Es hat insgesamt fast 9 Stunden (!) gedauert, aber zum Schluss war das Navi-Update im Auto. Was für ein Gewürge, Brrrr. Es ist ja schön, dass Tesla die Autos auch hinsichtlich der Navi-Daten auf dem neusten Stand hält, aber bei derart großen Datenmengen ist das nur im Idealfall stressfrei. Nämlich an einem mit Strom und leistungsfähigem WLAN versorgten Stellplatz, den in der Realität nicht jeder hat.

Nach Abschluss des Downloads hat es dann noch weitere zweieinhalb Stunden gedauert, bis das Auto die Dateien entpackt, geprüft und installiert hatte. Das ist bei einem der (seltenen) großen Navi-Updates normal und spielt letztlich keine Rolle, weil das im Hintergrund abläuft und das Auto derweil ohne Einschränkungen genutzt werden kann.

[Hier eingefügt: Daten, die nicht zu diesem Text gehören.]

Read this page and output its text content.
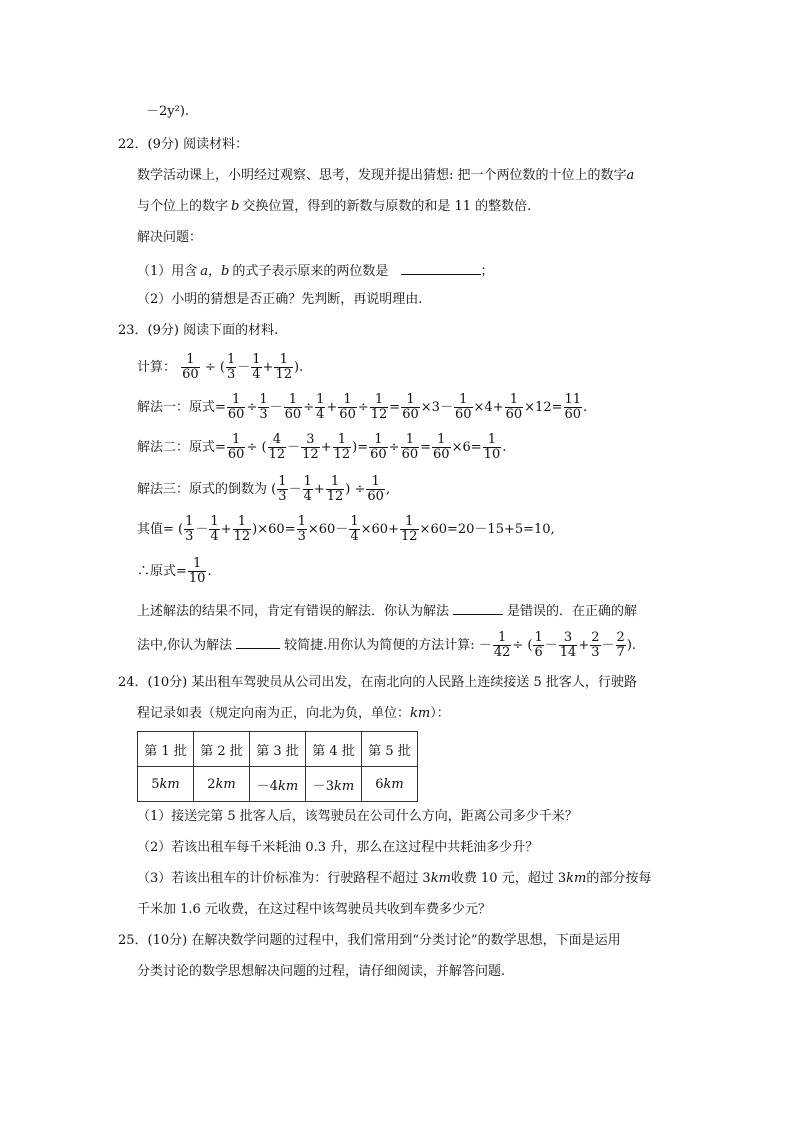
－2y²).
22．(9分) 阅读材料：
数学活动课上，小明经过观察、思考，发现并提出猜想: 把一个两位数的十位上的数字a
与个位上的数字 b 交换位置，得到的新数与原数的和是 11 的整数倍.
解决问题：
（1）用含 a，b 的式子表示原来的两位数是	；
（2）小明的猜想是否正确？先判断，再说明理由.
23．(9分) 阅读下面的材料.
计算： $\frac{1}{60}$ ÷ ( $\frac{1}{3} - \frac{1}{4} + \frac{1}{12}$ ).
解法一：原式= $\frac{1}{60} \div \frac{1}{3} - \frac{1}{60} \div \frac{1}{4} + \frac{1}{60} \div \frac{1}{12} = \frac{1}{60} \times 3- \frac{1}{60} \times 4+ \frac{1}{60} \times 12= \frac{11}{60}$ .
解法二：原式= $\frac{1}{60}$ ÷ ( $\frac{4}{12} - \frac{3}{12} + \frac{1}{12}$ )= $\frac{1}{60} \div \frac{1}{60} = \frac{1}{60} \times 6= \frac{1}{10}$ .
解法三：原式的倒数为 ( $\frac{1}{3} - \frac{1}{4} + \frac{1}{12}$ ) ÷ $\frac{1}{60}$ ,
其值= ( $\frac{1}{3} - \frac{1}{4} + \frac{1}{12} )\times 60= \frac{1}{3} \times 60- \frac{1}{4} \times 60+ \frac{1}{12} \times 60=20-15+5=10$,
∴原式= $\frac{1}{10}$ .
上述解法的结果不同，肯定有错误的解法．你认为解法	是错误的．在正确的解
法中,你认为解法	较简捷.用你认为简便的方法计算: － $\frac{1}{42}$ ÷ ( $\frac{1}{6} - \frac{3}{14} + \frac{2}{3} - \frac{2}{7}$ ).
24．(10分) 某出租车驾驶员从公司出发，在南北向的人民路上连续接送 5 批客人，行驶路
程记录如表（规定向南为正，向北为负，单位：km）：
第 1 批	第 2 批	第 3 批	第 4 批	第 5 批
5km	2km	－4km	－3km	6km
（1）接送完第 5 批客人后，该驾驶员在公司什么方向，距离公司多少千米？
（2）若该出租车每千米耗油 0.3 升，那么在这过程中共耗油多少升？
（3）若该出租车的计价标准为：行驶路程不超过 3km收费 10 元，超过 3km的部分按每
千米加 1.6 元收费，在这过程中该驾驶员共收到车费多少元？
25．(10分) 在解决数学问题的过程中，我们常用到“分类讨论”的数学思想，下面是运用
分类讨论的数学思想解决问题的过程，请仔细阅读，并解答问题.
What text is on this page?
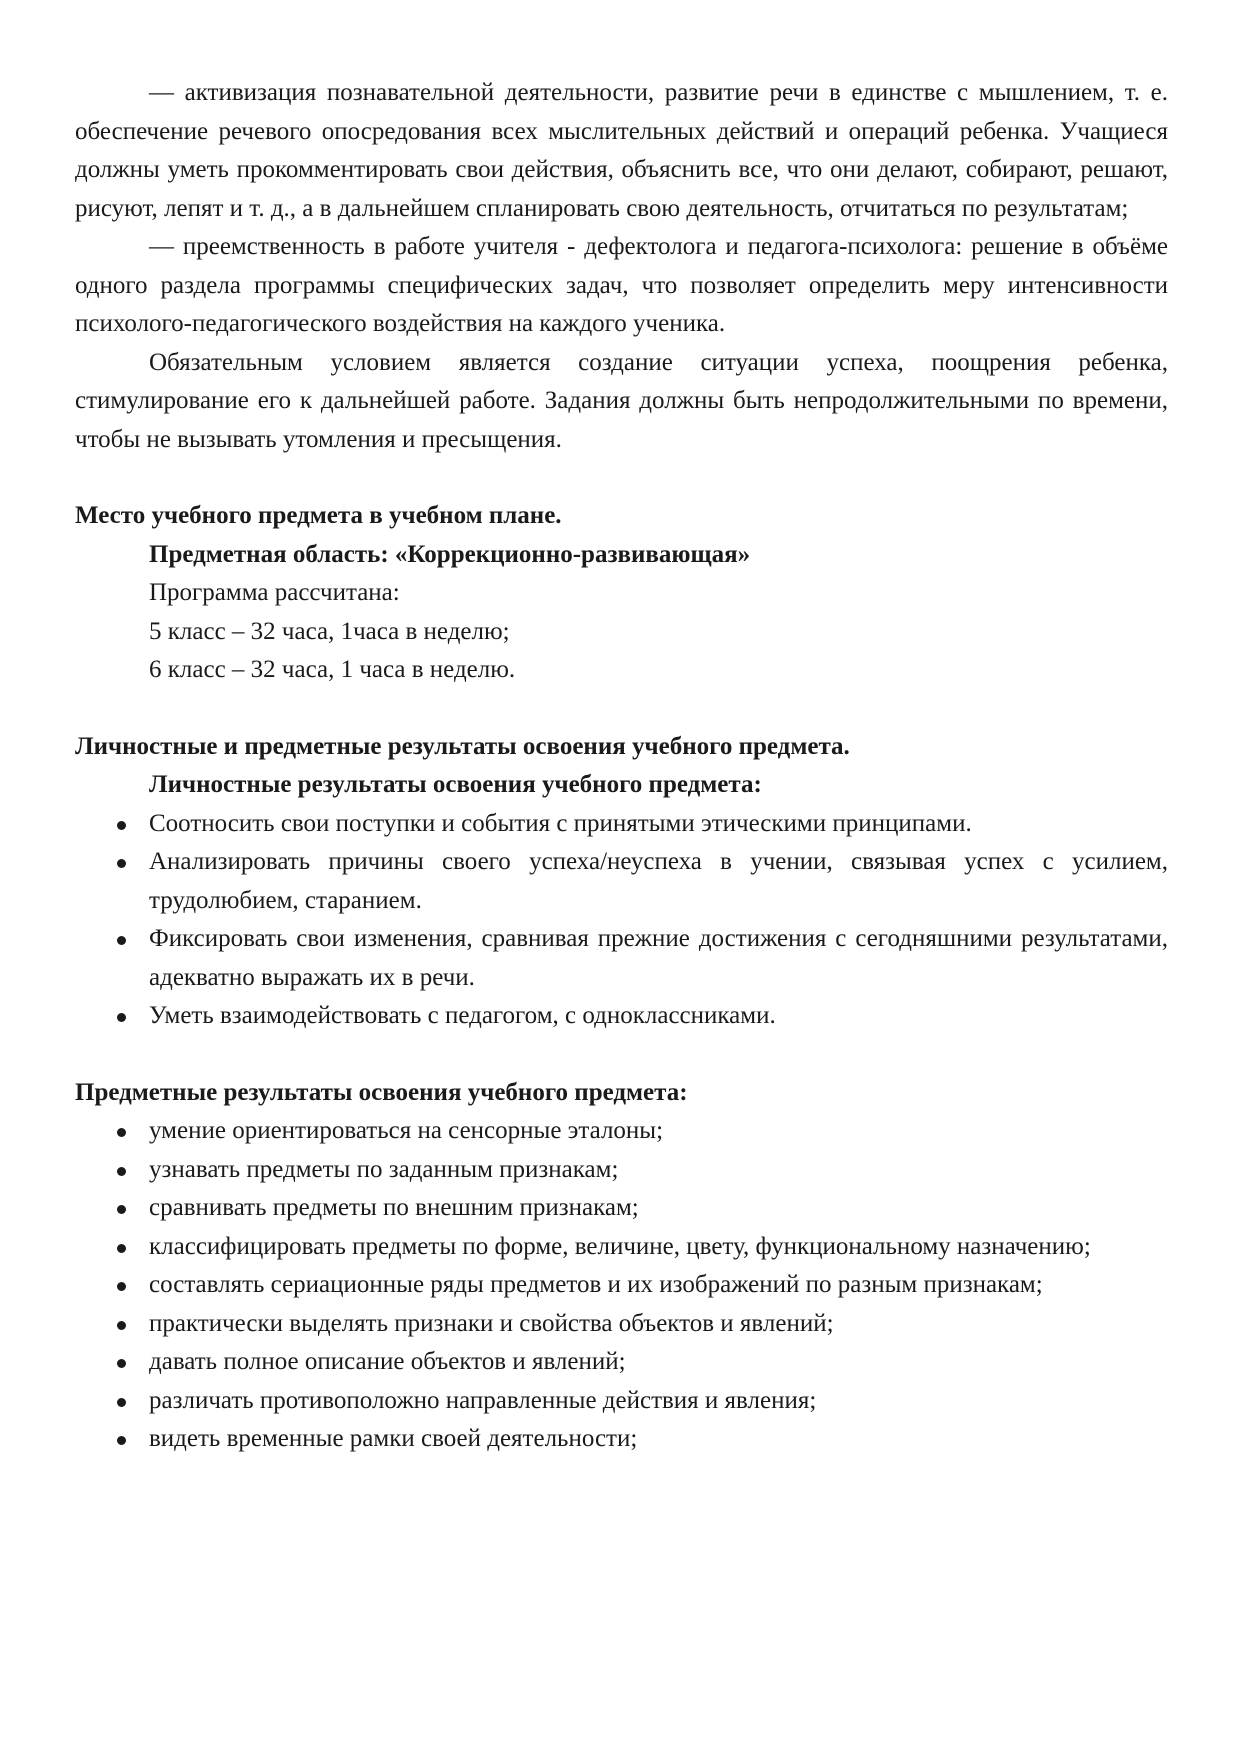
— активизация познавательной деятельности, развитие речи в единстве с мышлением, т. е. обеспечение речевого опосредования всех мыслительных действий и операций ребенка. Учащиеся должны уметь прокомментировать свои действия, объяснить все, что они делают, собирают, решают, рисуют, лепят и т. д., а в дальнейшем спланировать свою деятельность, отчитаться по результатам;

— преемственность в работе учителя - дефектолога и педагога-психолога: решение в объёме одного раздела программы специфических задач, что позволяет определить меру интенсивности психолого-педагогического воздействия на каждого ученика.

Обязательным условием является создание ситуации успеха, поощрения ребенка, стимулирование его к дальнейшей работе. Задания должны быть непродолжительными по времени, чтобы не вызывать утомления и пресыщения.

Место учебного предмета в учебном плане.
Предметная область: «Коррекционно-развивающая»
Программа рассчитана:
5 класс – 32 часа, 1часа в неделю;
6 класс – 32 часа, 1 часа в неделю.
Личностные и предметные результаты освоения учебного предмета.
Личностные результаты освоения учебного предмета:
Соотносить свои поступки и события с принятыми этическими принципами.
Анализировать причины своего успеха/неуспеха в учении, связывая успех с усилием, трудолюбием, старанием.
Фиксировать свои изменения, сравнивая прежние достижения с сегодняшними результатами, адекватно выражать их в речи.
Уметь взаимодействовать с педагогом, с одноклассниками.
Предметные результаты освоения учебного предмета:
умение ориентироваться на сенсорные эталоны;
узнавать предметы по заданным признакам;
сравнивать предметы по внешним признакам;
классифицировать предметы по форме, величине, цвету, функциональному назначению;
составлять сериационные ряды предметов и их изображений по разным признакам;
практически выделять признаки и свойства объектов и явлений;
давать полное описание объектов и явлений;
различать противоположно направленные действия и явления;
видеть временные рамки своей деятельности;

Im Gegensatz zu einem der System-Updates, bei denen das Auto nach Start der Installation nicht mehr gefahren werden kann. Das dauert aber in der Regel auch nur 20 bis 40 Minuten und kann irgendwann automatisch mitten in der Nacht erfolgen. Es stand auch gleich noch ein kleines Bugfix-Update in der Warteschlange bereit.

Jetzt ist hoffentlich erstmal wieder längere Zeit Ruhe. Ich habe ihn so eingestellt, dass er nur wichtige und dann hoffentlich ausgereifte Updates holt.